Belakangan ini, fenomena backdoor listing di Bursa Efek Indonesia (BEI) semakin mencuat. Banyak emiten yang berusaha menjadi perusahaan publik dengan cara akuisisi, menyusul penurunan jumlah yang melakukan penawaran umum perdana (IPO) jika dibandingkan dengan tahun lalu.
Direktur Penilaian Perusahaan BEI, I Gede Nyoman Yetna, menjelaskan bahwa backdoor listing adalah cara bagi perusahaan swasta untuk menjadikan diri mereka publik. Proses ini dilakukan dengan mengakuisisi perusahaan yang sudah terdaftar di bursa.

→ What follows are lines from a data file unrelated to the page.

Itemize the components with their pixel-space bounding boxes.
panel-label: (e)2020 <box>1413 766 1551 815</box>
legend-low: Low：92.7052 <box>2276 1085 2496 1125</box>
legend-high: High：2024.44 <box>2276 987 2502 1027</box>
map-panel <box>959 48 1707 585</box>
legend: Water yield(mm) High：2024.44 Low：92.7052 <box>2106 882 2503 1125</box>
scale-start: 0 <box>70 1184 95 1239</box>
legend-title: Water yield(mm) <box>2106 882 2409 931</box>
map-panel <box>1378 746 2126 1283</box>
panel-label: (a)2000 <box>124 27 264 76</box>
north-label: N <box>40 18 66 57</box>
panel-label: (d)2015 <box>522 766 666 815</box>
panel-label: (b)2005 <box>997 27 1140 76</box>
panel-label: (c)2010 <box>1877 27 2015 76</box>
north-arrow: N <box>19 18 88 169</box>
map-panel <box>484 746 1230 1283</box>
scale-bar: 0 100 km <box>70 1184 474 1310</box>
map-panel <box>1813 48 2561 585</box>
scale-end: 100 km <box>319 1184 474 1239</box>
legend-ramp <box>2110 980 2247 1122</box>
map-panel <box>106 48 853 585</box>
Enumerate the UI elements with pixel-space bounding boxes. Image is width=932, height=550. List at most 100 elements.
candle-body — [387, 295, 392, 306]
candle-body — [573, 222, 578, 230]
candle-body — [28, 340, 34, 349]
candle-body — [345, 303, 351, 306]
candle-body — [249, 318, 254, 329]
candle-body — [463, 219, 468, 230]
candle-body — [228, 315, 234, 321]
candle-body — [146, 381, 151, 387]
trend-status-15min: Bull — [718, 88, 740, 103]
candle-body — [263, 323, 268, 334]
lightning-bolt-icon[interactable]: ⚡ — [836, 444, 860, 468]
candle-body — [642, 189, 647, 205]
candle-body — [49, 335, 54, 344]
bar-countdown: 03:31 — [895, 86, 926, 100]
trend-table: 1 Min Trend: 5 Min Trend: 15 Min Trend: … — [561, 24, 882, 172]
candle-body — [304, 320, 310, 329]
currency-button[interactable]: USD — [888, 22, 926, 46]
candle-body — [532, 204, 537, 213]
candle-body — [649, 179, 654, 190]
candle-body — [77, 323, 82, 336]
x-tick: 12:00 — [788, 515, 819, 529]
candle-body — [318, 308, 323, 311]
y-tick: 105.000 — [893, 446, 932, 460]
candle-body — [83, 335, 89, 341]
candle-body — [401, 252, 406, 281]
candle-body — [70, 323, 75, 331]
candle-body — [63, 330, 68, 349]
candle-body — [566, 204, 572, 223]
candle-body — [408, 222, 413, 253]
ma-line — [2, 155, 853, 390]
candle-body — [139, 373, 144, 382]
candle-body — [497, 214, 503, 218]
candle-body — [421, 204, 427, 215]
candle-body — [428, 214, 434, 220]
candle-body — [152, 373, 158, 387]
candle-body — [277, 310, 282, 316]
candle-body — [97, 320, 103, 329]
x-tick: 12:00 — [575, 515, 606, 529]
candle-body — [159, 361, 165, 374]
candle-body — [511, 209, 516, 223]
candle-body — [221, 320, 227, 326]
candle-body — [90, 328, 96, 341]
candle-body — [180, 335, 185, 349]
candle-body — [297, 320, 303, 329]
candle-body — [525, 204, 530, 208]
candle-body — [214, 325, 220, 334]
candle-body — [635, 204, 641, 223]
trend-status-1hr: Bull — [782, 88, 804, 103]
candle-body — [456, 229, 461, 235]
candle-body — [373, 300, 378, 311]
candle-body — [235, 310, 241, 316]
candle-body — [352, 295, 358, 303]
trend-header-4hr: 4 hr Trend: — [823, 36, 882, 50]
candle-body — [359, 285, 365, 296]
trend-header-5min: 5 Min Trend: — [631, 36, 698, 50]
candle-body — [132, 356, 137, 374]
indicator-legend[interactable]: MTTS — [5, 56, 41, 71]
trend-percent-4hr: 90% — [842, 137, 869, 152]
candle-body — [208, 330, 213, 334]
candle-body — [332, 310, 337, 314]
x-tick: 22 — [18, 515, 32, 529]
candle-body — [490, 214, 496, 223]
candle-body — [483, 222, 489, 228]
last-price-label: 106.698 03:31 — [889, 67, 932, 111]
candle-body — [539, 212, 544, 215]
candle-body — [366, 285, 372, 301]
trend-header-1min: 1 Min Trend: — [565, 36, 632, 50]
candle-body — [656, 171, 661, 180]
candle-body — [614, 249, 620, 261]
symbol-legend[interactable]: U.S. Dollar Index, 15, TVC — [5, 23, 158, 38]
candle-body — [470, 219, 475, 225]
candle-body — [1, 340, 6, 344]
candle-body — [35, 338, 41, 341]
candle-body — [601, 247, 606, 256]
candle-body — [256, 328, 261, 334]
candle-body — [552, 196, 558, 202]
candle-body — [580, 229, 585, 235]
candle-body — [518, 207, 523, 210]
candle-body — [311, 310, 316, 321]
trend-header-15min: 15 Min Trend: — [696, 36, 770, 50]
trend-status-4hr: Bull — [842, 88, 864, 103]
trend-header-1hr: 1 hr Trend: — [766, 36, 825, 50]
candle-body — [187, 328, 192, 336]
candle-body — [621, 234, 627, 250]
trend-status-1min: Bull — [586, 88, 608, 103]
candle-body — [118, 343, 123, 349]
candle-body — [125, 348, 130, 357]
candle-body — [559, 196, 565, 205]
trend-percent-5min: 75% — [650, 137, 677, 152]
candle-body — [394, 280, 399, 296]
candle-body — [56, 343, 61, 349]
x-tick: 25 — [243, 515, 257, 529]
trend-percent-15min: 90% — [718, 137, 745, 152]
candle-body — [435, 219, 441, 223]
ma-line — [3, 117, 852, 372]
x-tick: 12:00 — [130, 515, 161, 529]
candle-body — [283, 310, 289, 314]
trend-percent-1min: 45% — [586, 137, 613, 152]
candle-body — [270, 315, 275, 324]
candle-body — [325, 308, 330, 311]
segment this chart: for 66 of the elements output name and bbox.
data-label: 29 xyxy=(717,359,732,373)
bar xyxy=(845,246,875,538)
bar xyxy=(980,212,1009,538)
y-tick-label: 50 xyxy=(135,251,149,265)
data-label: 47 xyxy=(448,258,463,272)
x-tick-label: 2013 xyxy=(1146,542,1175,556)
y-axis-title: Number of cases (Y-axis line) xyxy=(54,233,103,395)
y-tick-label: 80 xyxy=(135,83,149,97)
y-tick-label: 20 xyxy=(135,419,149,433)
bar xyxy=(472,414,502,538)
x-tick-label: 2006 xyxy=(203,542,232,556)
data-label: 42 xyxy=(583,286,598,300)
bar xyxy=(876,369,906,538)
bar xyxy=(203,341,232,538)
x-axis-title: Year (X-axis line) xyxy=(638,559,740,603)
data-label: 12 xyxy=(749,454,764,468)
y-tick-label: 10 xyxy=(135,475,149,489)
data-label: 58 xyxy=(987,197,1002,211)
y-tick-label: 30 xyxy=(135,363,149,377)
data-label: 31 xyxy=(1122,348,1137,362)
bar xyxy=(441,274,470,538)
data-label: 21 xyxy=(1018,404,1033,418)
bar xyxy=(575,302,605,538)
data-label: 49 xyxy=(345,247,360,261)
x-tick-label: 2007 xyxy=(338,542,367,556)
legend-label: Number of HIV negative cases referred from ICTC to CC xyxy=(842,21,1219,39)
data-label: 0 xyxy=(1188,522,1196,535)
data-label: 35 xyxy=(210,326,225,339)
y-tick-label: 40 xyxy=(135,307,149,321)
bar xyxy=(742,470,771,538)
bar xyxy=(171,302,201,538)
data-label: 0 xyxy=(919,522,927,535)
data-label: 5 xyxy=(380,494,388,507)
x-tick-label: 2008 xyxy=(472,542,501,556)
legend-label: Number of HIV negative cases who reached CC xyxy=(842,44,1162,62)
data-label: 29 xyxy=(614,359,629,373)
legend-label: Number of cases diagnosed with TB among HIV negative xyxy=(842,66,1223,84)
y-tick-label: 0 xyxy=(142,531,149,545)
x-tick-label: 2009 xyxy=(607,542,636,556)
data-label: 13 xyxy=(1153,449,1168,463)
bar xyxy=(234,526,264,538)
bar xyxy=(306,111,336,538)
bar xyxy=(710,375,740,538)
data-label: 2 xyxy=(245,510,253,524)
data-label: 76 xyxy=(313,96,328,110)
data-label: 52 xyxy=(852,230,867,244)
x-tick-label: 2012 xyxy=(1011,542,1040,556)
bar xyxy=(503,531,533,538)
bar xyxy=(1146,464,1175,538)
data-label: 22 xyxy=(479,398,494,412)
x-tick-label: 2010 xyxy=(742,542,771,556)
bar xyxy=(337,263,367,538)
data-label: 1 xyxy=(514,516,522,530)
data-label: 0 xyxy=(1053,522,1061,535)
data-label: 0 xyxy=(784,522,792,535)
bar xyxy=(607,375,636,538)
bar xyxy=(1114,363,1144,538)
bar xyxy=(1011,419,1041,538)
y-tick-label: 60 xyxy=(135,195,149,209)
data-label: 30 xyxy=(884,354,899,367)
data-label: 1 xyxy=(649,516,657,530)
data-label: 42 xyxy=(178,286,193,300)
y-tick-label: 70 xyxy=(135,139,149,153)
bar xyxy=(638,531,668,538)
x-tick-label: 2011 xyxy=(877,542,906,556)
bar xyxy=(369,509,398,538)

Meskipun di BEI tidak ada istilah resmi backdoor listing, proses akuisisi lewat tindakan korporasi seperti rights issue tetap memungkinkan. Nyoman menekankan pentingnya kehadiran pihak yang ingin membangun perusahaan dengan aset yang mampu meningkatkan pertumbuhan.
Tren Backdoor Listing Meningkat di Kalangan Emiten
Dalam beberapa bulan terakhir, tren backdoor listing oleh emiten di Bursa Efek Indonesia mengalami peningkatan signifikan. Banyak perusahaan swasta memilih strategi ini untuk menjadi publik meskipun pilihan lain seperti IPO juga masih tersedia.
Nyoman menyoroti bahwa meskipun terdapat banyak aksi backdoor listing, BEI tetap membuka kesempatan bagi investor yang ingin melaksanakan IPO. Ia optimis bahwa fund raising melalui IPO masih akan diminati meskipun ada kebangkitan backdoor listing.
Data menunjukkan bahwa BEI sudah mencatat 25 perusahaan melalui skema direct listing. Ini menandakan langkah positif meskipun jumlah emiten baru tidak sebanyak tahun sebelumnya, peningkatan proceed yang hampir 200% patut dicatat.
Kenaikan Aktivitas Akuisisi oleh Perusahaan Asing di Pasar Modal
Sepanjang tahun 2025, aktivitas akuisisi di pasar modal Indonesia berada pada tren kenaikan. Perusahaan asing berinvestasi dalam berbagai sektor seperti energi, teknologi, dan kesehatan, menggugah perhatian investor domestik dan asing.
Beberapa emiten yang melakukan backdoor listing dalam waktu dekat antara lain PT Platinum Wahab Nusantara Tbk dan PT Bangun Karya Perkasa Jaya Tbk. Langkah ini menarik minat banyak pihak untuk memahami lebih dalam tentang dampaknya bagi pasar modal.
Data dari Otoritas Jasa Keuangan (OJK) menunjukkan bahwa sepanjang September 2025, jumlah dana yang terkumpul mencapai Rp186,52 triliun. Dari total tersebut, Rp13,15 triliun berasal dari 17 emiten baru, menunjukkan kebangkitan di pasar modal Indonesia.
Dampak dan Tantangan di Pasar Modal Indonesia
Meskipun ada peningkatan dalam aktivitas akuisisi, jumlah perusahaan yang baru melantai di bursa cenderung semakin berkurang dari tahun ke tahun. Ini menjadi tantangan bagi otoritas untuk mendorong perkembangan dan minat investor terhadap IPO.
Pada tahun 2024, BEI mencatat adanya 41 perusahaan yang berhasil melakukan pencatatan saham perdana. Meskipun tahun ini hanya sedikit perusahaan yang IPO, besaran dana yang terhimpun menunjukkan potensi yang masih dapat dikembangkan.
Saat ini, keseluruhan dana yang terhimpun dari IPO pada tahun lalu mencapai Rp14,35 triliun. Dari jumlah tersebut, terkumpul sekitar Rp4,32 triliun di periode yang sama, menandakan bahwa kegiatan IPO tetap diminati meskipun dalam konteks yang lebih kompetitif.